The coolness of M. Domini was disheartening.
“Let us see,” said he after a pause: “where did you pass the night? How did you get this money? And what does this address mean?”
“Eh!” cried Guespin, with the rage of powerlessness, “I should tell you what you would not believe.”
The judge was about to ask another question, but Guespin cut him short.
“No; you wouldn’t believe me,” he repeated, his eyes glistening with anger. “Do men like you believe men like me? I have a past, you know, of antecedents, as you would say. The past! They throw that in my face, as if, the future depended on the past. Well, yes; it’s true, I’m a debauchee, a gambler, a drunkard, an idler, but what of it? It’s true I have been before the police court, and condemned for night poaching—what does that prove? I have wasted my life, but whom have I wronged if not myself? My past! Have I not sufficiently expiated it?”
Guespin was self-possessed, and finding in himself sensations which awoke a sort of eloquence, he expressed himself with a savage energy well calculated to strike his hearers.
“I have not always served others,” he continued; “my father was in easy circumstances—almost rich. He had large gardens, near Saumur, and he passed for one of the best gardeners of that region. I was educated, and when sixteen years old, began to study law. Four years later they thought me a talented youth. Unhappily for me, my father died. He left me a landed property worth a hundred thousand francs: I sold it out for sixty thousand and went to Paris. I was a fool then. I had the fever of pleasure-seeking, a thirst for all sorts of pastimes, perfect health, plenty of money. I found Paris a narrow limit for my vices; it seemed to me that the objects of my desires were wanting. I thought my sixty thousand francs would last forever.”

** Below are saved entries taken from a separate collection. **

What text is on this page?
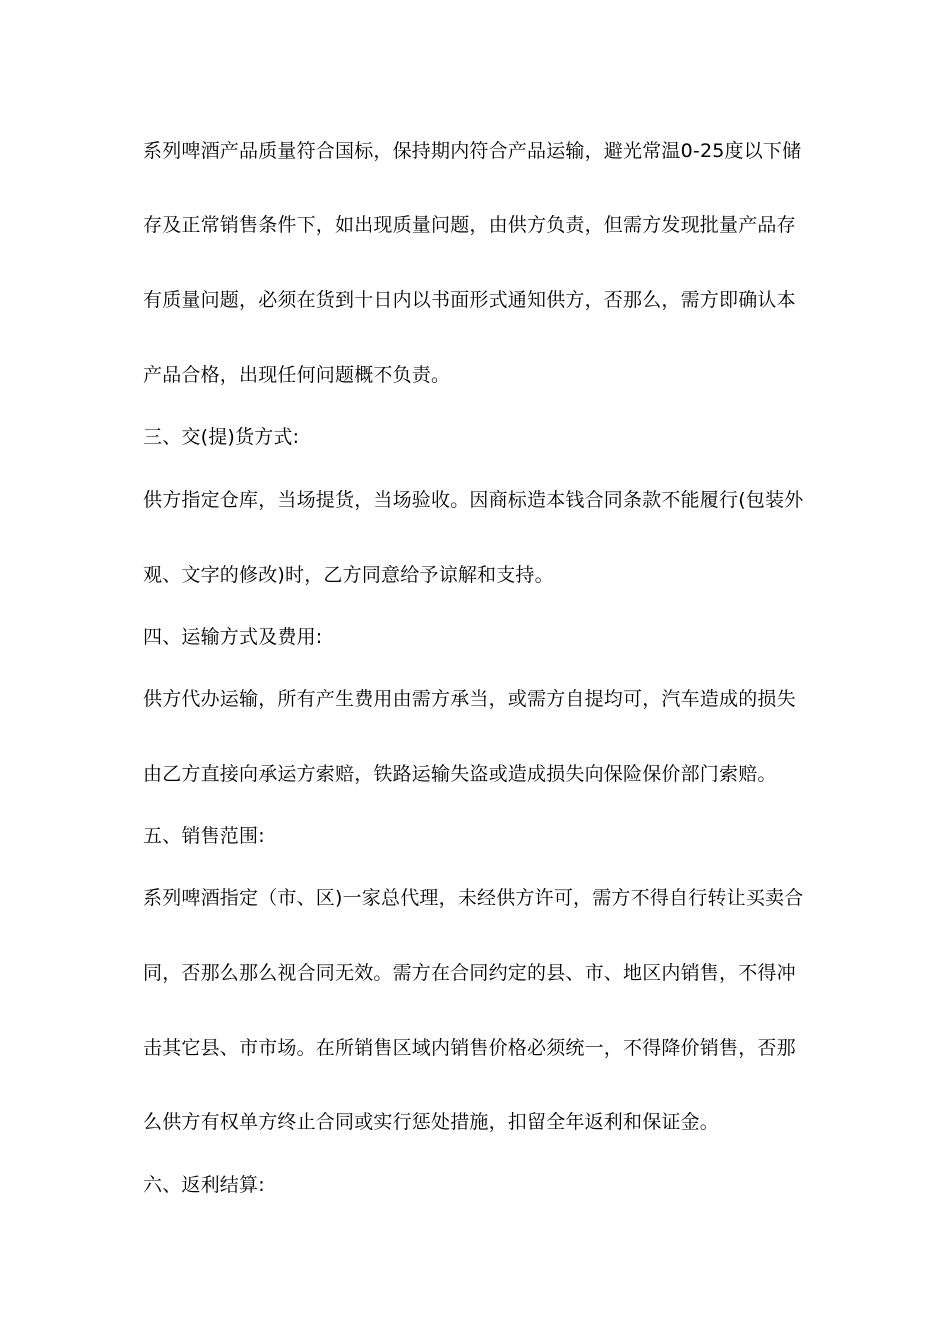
系列啤酒产品质量符合国标，保持期内符合产品运输，避光常温0-25度以下储
存及正常销售条件下，如出现质量问题，由供方负责，但需方发现批量产品存
有质量问题，必须在货到十日内以书面形式通知供方，否那么，需方即确认本
产品合格，出现任何问题概不负责。
三、交(提)货方式:
供方指定仓库，当场提货，当场验收。因商标造本钱合同条款不能履行(包装外
观、文字的修改)时，乙方同意给予谅解和支持。
四、运输方式及费用:
供方代办运输，所有产生费用由需方承当，或需方自提均可，汽车造成的损失
由乙方直接向承运方索赔，铁路运输失盗或造成损失向保险保价部门索赔。
五、销售范围:
系列啤酒指定（市、区)一家总代理，未经供方许可，需方不得自行转让买卖合
同，否那么那么视合同无效。需方在合同约定的县、市、地区内销售，不得冲
击其它县、市市场。在所销售区域内销售价格必须统一，不得降价销售，否那
么供方有权单方终止合同或实行惩处措施，扣留全年返利和保证金。
六、返利结算:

Guespin paused; a thousand memories of those times rushed into his thoughts and he muttered:
“Those were good times.”
“My sixty thousand francs,” he resumed, “held out eight years. Then I hadn’t a sou, yet I longed to continue my way of living. You understand, don’t you? About this time, the police, one night, arrested me. I was ‘detained’ six months. You will find the records of the affair at the prefecture. Do you know what it will tell you? It will tell you that on leaving prison I fell into that shameful and abominable misery which exists in Paris. It will tell you that I have lived among the worst and lowest outcasts of Paris— and it is the truth.”
The worthy mayor was filled with consternation.
“Good Heaven!” thought he, “what an audacious and cynical rascal! and to think that one is liable at any time to admit such servants into his house!”
The judge held his tongue. He knew that Guespin was in such a state that, under the irresistible impulse of passion, he might betray his innermost thoughts.